IMHO, you can't ultimately say that the images themselves are the problem. It's rather that they're appearing in a sociocultural context where--especially for women, and most of all for teenage girls--being physically desirable is pervasively perceived and experienced as THE paramount index of self-worth. In such a context, ideals of beauty--which are by definition unrealistic; that's just the nature of ideals--wield more power and and assume an inflated level of importance compared to the impact cultural ideals normally would have.

It would be great if responses like dazzlingamy's to this situation came naturally to everyone--ideals schmideals, so what; if people want to snuff out their own drive to find pleasure and enjoyment in life and instead fixate on all the "perfections" they'll never attain and weren't meant to, well then that's their sad problem. But I think unfortunately most people, female or male, don't really have the level of self-confidence (or self-assurance, self-esteem, whatever you want to call it) you need to enable such a reaction. The reality is most folks do have their baggage and their sore spots and their fears of always falling short to contend with, and that makes them vulnerable to becoming preoccupied with what, viewed in the abstract, might seem largely irrelevant for all but the most extreme exceptions. The unfortunate upshot of this, per the subject at hand, is that a majority (IMHO) of women wind up feeling far more often and far more deeply inadequate and unworthy than they should, and expend far too much time and effort and psychological stamina on pursuing what in the end is really just a grail and a proxy for desires that are better realized elsewhere. In other words, damagingly low self-esteem due to "body dissatisfaction" (as Harrison calls it) becomes normative.

That said, I do tend to draw the line at proceeding on from this to say that actual eating disorders are normative. Perhaps my sense of what constitues "actual" is writ larger than others' because the two people with eating disorders I knew best both eventually died, and I vividly remember seeing over and over the painfully obvious evidence of the intensely compulsive and addictive nature of their behavior. Long after they intellectually understood that they looked utterly terrifying to others, and not at all beautiful or glamorous, they remained paralyzed to stop, out of fear that everything they'd "worked for" would come crashing down like a house of cards, bringing the rest of whatever was left of worth about them down with it, if they only allowed themselves to eat a little more and exercise a little less. That is not normal, that is not average, and while it hardly makes normative low self-esteem look "good" by comparison, I'm very reluctant to accept phrases like "the culture of eating disorders" which you sometimes hear tossed about in popular psychology, precisely because they suggest that such behavior is somehow a normal, "understandable" response to media images or whatever other influence.
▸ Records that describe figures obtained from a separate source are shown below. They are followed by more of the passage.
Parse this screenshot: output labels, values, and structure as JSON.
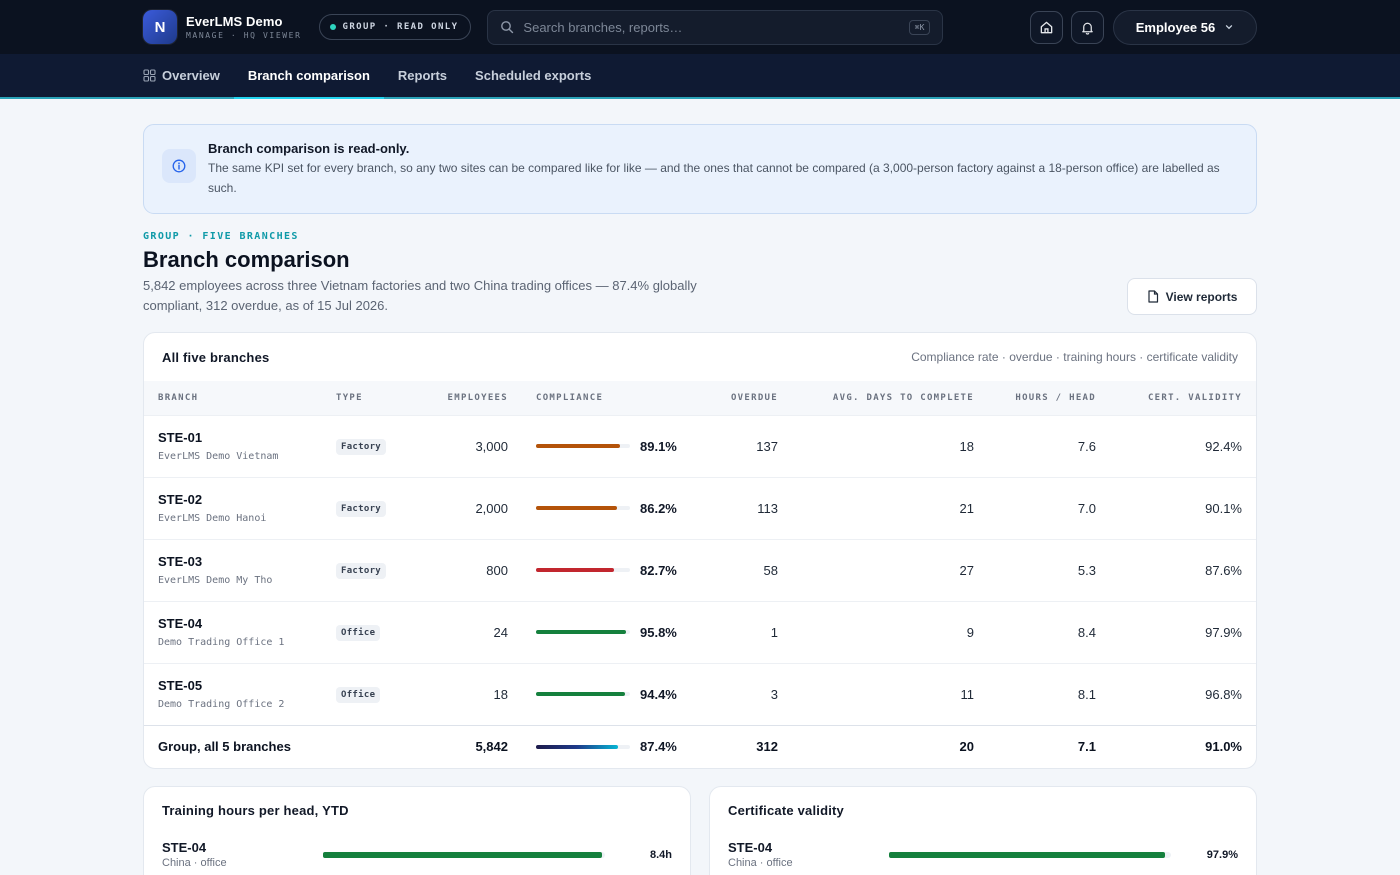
{
  "app": {
    "logo_letter": "N",
    "title": "EverLMS Demo",
    "subtitle": "MANAGE · HQ VIEWER",
    "mode_label": "GROUP · READ ONLY",
    "search_placeholder": "Search branches, reports…",
    "search_shortcut": "⌘K",
    "user_name": "Employee 56"
  },
  "nav": {
    "items": [
      {
        "label": "Overview"
      },
      {
        "label": "Branch comparison"
      },
      {
        "label": "Reports"
      },
      {
        "label": "Scheduled exports"
      }
    ]
  },
  "notice": {
    "title": "Branch comparison is read-only.",
    "body": "The same KPI set for every branch, so any two sites can be compared like for like — and the ones that cannot be compared (a 3,000-person factory against a 18-person office) are labelled as such."
  },
  "header": {
    "eyebrow": "GROUP · FIVE BRANCHES",
    "title": "Branch comparison",
    "description": "5,842 employees across three Vietnam factories and two China trading offices — 87.4% globally compliant, 312 overdue, as of 15 Jul 2026.",
    "view_reports_label": "View reports"
  },
  "table": {
    "title": "All five branches",
    "meta": "Compliance rate · overdue · training hours · certificate validity",
    "columns": {
      "branch": "BRANCH",
      "type": "TYPE",
      "employees": "EMPLOYEES",
      "compliance": "COMPLIANCE",
      "overdue": "OVERDUE",
      "avg_days": "AVG. DAYS TO COMPLETE",
      "hours": "HOURS / HEAD",
      "cert": "CERT. VALIDITY"
    },
    "rows": [
      {
        "code": "STE-01",
        "site": "EverLMS Demo Vietnam",
        "type": "Factory",
        "employees": "3,000",
        "compliance": "89.1%",
        "compliance_value": 89.1,
        "bar_color": "#b45309",
        "overdue": "137",
        "avg_days": "18",
        "hours": "7.6",
        "cert": "92.4%"
      },
      {
        "code": "STE-02",
        "site": "EverLMS Demo Hanoi",
        "type": "Factory",
        "employees": "2,000",
        "compliance": "86.2%",
        "compliance_value": 86.2,
        "bar_color": "#b45309",
        "overdue": "113",
        "avg_days": "21",
        "hours": "7.0",
        "cert": "90.1%"
      },
      {
        "code": "STE-03",
        "site": "EverLMS Demo My Tho",
        "type": "Factory",
        "employees": "800",
        "compliance": "82.7%",
        "compliance_value": 82.7,
        "bar_color": "#c2262e",
        "overdue": "58",
        "avg_days": "27",
        "hours": "5.3",
        "cert": "87.6%"
      },
      {
        "code": "STE-04",
        "site": "Demo Trading Office 1",
        "type": "Office",
        "employees": "24",
        "compliance": "95.8%",
        "compliance_value": 95.8,
        "bar_color": "#15803d",
        "overdue": "1",
        "avg_days": "9",
        "hours": "8.4",
        "cert": "97.9%"
      },
      {
        "code": "STE-05",
        "site": "Demo Trading Office 2",
        "type": "Office",
        "employees": "18",
        "compliance": "94.4%",
        "compliance_value": 94.4,
        "bar_color": "#15803d",
        "overdue": "3",
        "avg_days": "11",
        "hours": "8.1",
        "cert": "96.8%"
      }
    ],
    "total": {
      "label": "Group, all 5 branches",
      "employees": "5,842",
      "compliance": "87.4%",
      "compliance_value": 87.4,
      "overdue": "312",
      "avg_days": "20",
      "hours": "7.1",
      "cert": "91.0%"
    }
  },
  "training_hours": {
    "title": "Training hours per head, YTD",
    "rows": [
      {
        "code": "STE-04",
        "sub": "China · office",
        "value": "8.4h",
        "fraction": 0.99,
        "color": "#15803d"
      }
    ]
  },
  "cert_validity": {
    "title": "Certificate validity",
    "rows": [
      {
        "code": "STE-04",
        "sub": "China · office",
        "value": "97.9%",
        "fraction": 0.979,
        "color": "#15803d"
      }
    ]
  }
}
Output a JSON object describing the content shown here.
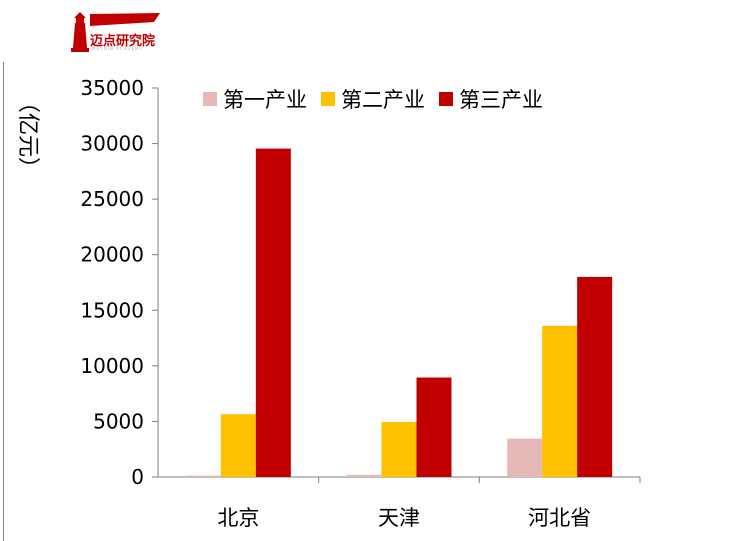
{
  "brand": {
    "name": "迈点研究院",
    "subtitle": "MEADIN ACADEMY",
    "logo_color": "#c00000"
  },
  "chart_data": {
    "type": "bar",
    "categories": [
      "北京",
      "天津",
      "河北省"
    ],
    "series": [
      {
        "name": "第一产业",
        "values": [
          130,
          200,
          3450
        ],
        "color": "#e6b9b8"
      },
      {
        "name": "第二产业",
        "values": [
          5650,
          4950,
          13600
        ],
        "color": "#ffc000"
      },
      {
        "name": "第三产业",
        "values": [
          29550,
          8950,
          18000
        ],
        "color": "#c00000"
      }
    ],
    "ylabel": "（亿元）",
    "ylim": [
      0,
      35000
    ],
    "yticks": [
      "0",
      "5000",
      "10000",
      "15000",
      "20000",
      "25000",
      "30000",
      "35000"
    ],
    "grid": false,
    "legend_position": "top"
  }
}
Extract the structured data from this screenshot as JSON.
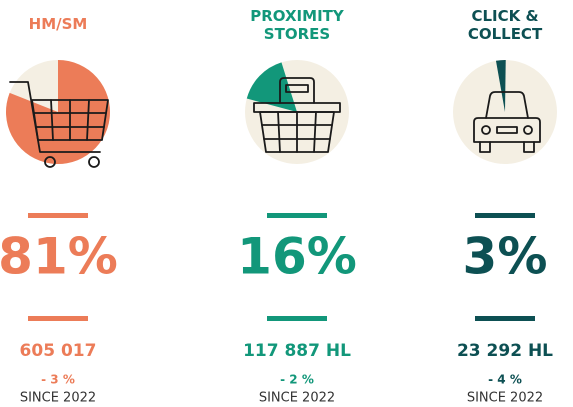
{
  "chart_data": [
    {
      "type": "pie",
      "title": "HM/SM",
      "values": [
        81
      ],
      "value_labels": [
        "81%"
      ],
      "color": "#ec7c58",
      "volume": "605 017",
      "change": "- 3 %",
      "since": "SINCE 2022"
    },
    {
      "type": "pie",
      "title": "PROXIMITY STORES",
      "values": [
        16
      ],
      "value_labels": [
        "16%"
      ],
      "color": "#12977a",
      "volume": "117 887 HL",
      "change": "- 2 %",
      "since": "SINCE  2022"
    },
    {
      "type": "pie",
      "title": "CLICK & COLLECT",
      "values": [
        3
      ],
      "value_labels": [
        "3%"
      ],
      "color": "#0d5053",
      "volume": "23 292 HL",
      "change": "- 4 %",
      "since": "SINCE  2022"
    }
  ]
}
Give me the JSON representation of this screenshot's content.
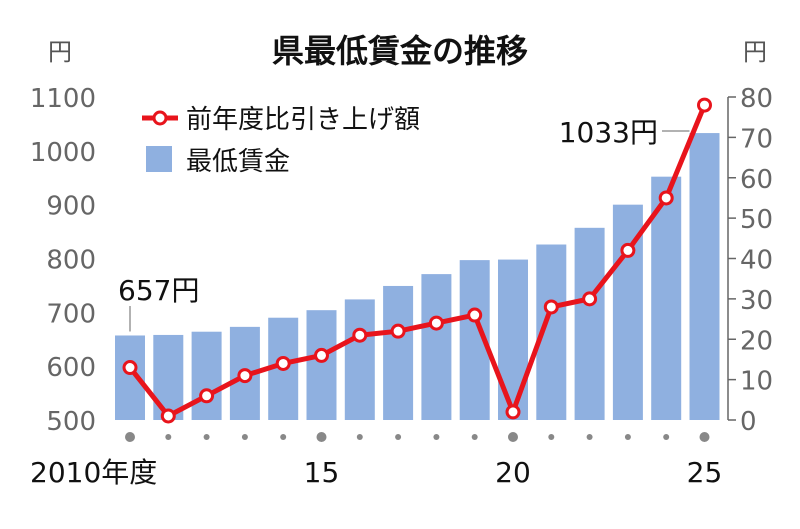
{
  "chart_data": {
    "type": "bar+line",
    "title": "県最低賃金の推移",
    "left_axis": {
      "unit_label": "円",
      "ylim": [
        500,
        1100
      ],
      "ticks": [
        500,
        600,
        700,
        800,
        900,
        1000,
        1100
      ]
    },
    "right_axis": {
      "unit_label": "円",
      "ylim": [
        0,
        80
      ],
      "ticks": [
        0,
        10,
        20,
        30,
        40,
        50,
        60,
        70,
        80
      ]
    },
    "x": [
      2010,
      2011,
      2012,
      2013,
      2014,
      2015,
      2016,
      2017,
      2018,
      2019,
      2020,
      2021,
      2022,
      2023,
      2024,
      2025
    ],
    "x_tick_labels": [
      {
        "index": 0,
        "label": "2010年度"
      },
      {
        "index": 5,
        "label": "15"
      },
      {
        "index": 10,
        "label": "20"
      },
      {
        "index": 15,
        "label": "25"
      }
    ],
    "legend": [
      "前年度比引き上げ額",
      "最低賃金"
    ],
    "legend_placement": "top-left",
    "series": [
      {
        "name": "最低賃金",
        "type": "bar",
        "axis": "left",
        "color": "#8fb0e0",
        "values": [
          657,
          658,
          664,
          673,
          690,
          704,
          724,
          749,
          771,
          797,
          798,
          826,
          857,
          900,
          952,
          1033
        ]
      },
      {
        "name": "前年度比引き上げ額",
        "type": "line",
        "axis": "right",
        "color": "#e8141c",
        "values": [
          13,
          1,
          6,
          11,
          14,
          16,
          21,
          22,
          24,
          26,
          2,
          28,
          30,
          42,
          55,
          78
        ]
      }
    ],
    "annotations": [
      {
        "index": 0,
        "text": "657円"
      },
      {
        "index": 15,
        "text": "1033円"
      }
    ]
  }
}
It isn't, and in many ways it's a serious disservice to the millions of women who experience so-called "normal" low self-esteem on a regular basis to collapse their pain in with that of far more seriously disordered people whose problems call for a very different set of responses.

Partly because of the (in itself) benign nature of fascination with "Beautiful People"--when it doesn't rise above being an escapist pastime--and partly because of the relentlessly consumerist culture we live in, I'm afraid I'm pretty fatalistic about the prospect of the media trying to behave more "responsibly" in what ideals it peddles to consumers. I guess where this leaves me, as a parent if nothing else, is to keep striving to give my children the best all-around foundation I can for a healthy, non-narcissistic, positive-experience-based self-confidence, and to teach them to apply towards others the same sound, empathetic criteria for judgment that they would want applied to themselves...and hope that suffices to do the trick, as far as their ability to navigate all the billion-and-one potential sandtraps I can't control out there goes. It can be easy some days to get fatalistic about this too but I really don't know of a more feasible alternative.